(See part I here.)
The end of May I did some presenting on missal chants in St. Paul-Minneapolis at the BCDW – FDLC workshop on the new missal. It was part of a series of 22 such workshops being offered across the country through this November. I enjoyed presenting the musical gems of the new missal and helping clergy and ministers sing them well. The mood was positive overall, especially among the young priests nearest the presenter at the front of the room. But out of curiosity, later in the day I chose a seat at the back of the room. Here the mood was noticeably different – smirks and groans and derisive comments – all shared quietly among like-minded folks.
Now a young monk of our house tells me about the recent workshop of the series in Louisville. It got rather ugly. Clergy did not hold back with their anger and frustration and objections to the new missal. It’s a part of a pattern – it seems that the mood at these workshops is getting successively more aggressive and hostile.
The discussion is also heating up behind the scenes. At least two national bishops’ conferences are doing comprehensive studies of the problems in the final missal text. (To clarify: this refers to the ‘presentation text’ given to the Holy Father when the recognitio was granted. It contains the entire Order of Mass and proper texts common to all regions. The final texts with national propers have not yet been received from Rome.) And the problems in this ‘presentation text’ which have leaked out are quite unbelievable. “Freed from all inordinate desires” in a Lenten preface has been changed to “freed from disordered affections” – one wonders if they’ll footnote a Vatican instruction on sexual ethics?! Elsewhere, “do not allow those you have redeemed…” has become “do not suffer, we pray, those you have redeemed…” One prayer, after mentioning “your people” and “pathways,” now has this line: “lead it along them, we pray…” Surely everyone will track the pronouns in that?! “People” isn’t a singular noun anymore in your dialect of English, you say? And this was to be the papacy that brought back beauty and holiness and solemnity to the sacred liturgy. Good grief, some of these texts sound like they’re from a Monty Python skit. Or Norwegian put through a Google translator.
Various emergency meetings of bishops’ conference leaders are hastily being called. The machinery of one national conference (not necessarily the US) is considering which cardinalatial power to send to Rome to discuss the missal text. At least one national conference is wondering whether the conference should not vote again on the final text, since it is so different from what they voted on and sent to Rome. Some wonder whether a conference can withdraw its submission. One conference (not necessarily the US) has placed the missal translation on the agenda for its conference meeting late this fall.
You see the timing issues raised by that last bit of information: if the missal text is still up in the air in October or November 2010, then a rollout in 2011 can’t very well happen.

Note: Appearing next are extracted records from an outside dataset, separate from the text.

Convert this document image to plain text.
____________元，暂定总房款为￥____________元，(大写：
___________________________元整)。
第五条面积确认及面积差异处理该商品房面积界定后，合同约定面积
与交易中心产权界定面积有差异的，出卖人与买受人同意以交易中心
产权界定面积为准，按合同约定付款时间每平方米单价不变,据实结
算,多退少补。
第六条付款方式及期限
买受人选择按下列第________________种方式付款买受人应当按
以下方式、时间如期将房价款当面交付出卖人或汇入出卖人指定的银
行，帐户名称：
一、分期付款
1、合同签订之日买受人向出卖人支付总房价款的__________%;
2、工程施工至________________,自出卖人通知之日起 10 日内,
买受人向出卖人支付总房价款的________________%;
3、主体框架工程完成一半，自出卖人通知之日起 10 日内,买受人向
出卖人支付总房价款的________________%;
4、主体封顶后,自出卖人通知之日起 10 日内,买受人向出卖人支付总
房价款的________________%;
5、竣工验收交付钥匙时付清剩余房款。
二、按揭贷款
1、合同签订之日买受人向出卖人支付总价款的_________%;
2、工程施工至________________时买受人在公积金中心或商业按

The Roman officials are in an unenviable position. The more time that is taken to fix the final text, the more the planned timeline gets derailed. But the more quickly the final text is approved, more or less as is, to stick to the planned timeline, the more the text risks massive rejection. The path forward is narrowing, and the Roman officials will have to do some very tricky navigating. They have to take just enough time to get it right, but still get it done in good time if further delays are to be avoided.
I suppose some will say that it’s worth taking the time to get it right. It’s been forty five years since Vatican II closed, it’s been over nine years since Liturgiam authenticam was issued; what’s another year or two in the life of the Church? True enough – but what about all those workshops and conferences and training sessions scheduled for the rest of the summer and the coming year? What about all those ready-to-publish new Mass settings? What about all those DVDs and books and booklets and pamphlets which have already been produced…based on a perhaps obsolete text? A delay would be painful for many, many people.
Other scenarios are possible. If the whole thing is called off (yes, this could still happen), not many will be ready to show up at a meeting early on a Monday morning to start the fun all over again. After nearly two decades on the ICEL sacramentary which Rome threw in the wastebasket, after nearly a decade on this missal…if it doesn’t happen this time, it won’t happen at all for a good long time.
Pray Tell encourages everyone to start praying! As to what to pray for…well, we leave that up to you.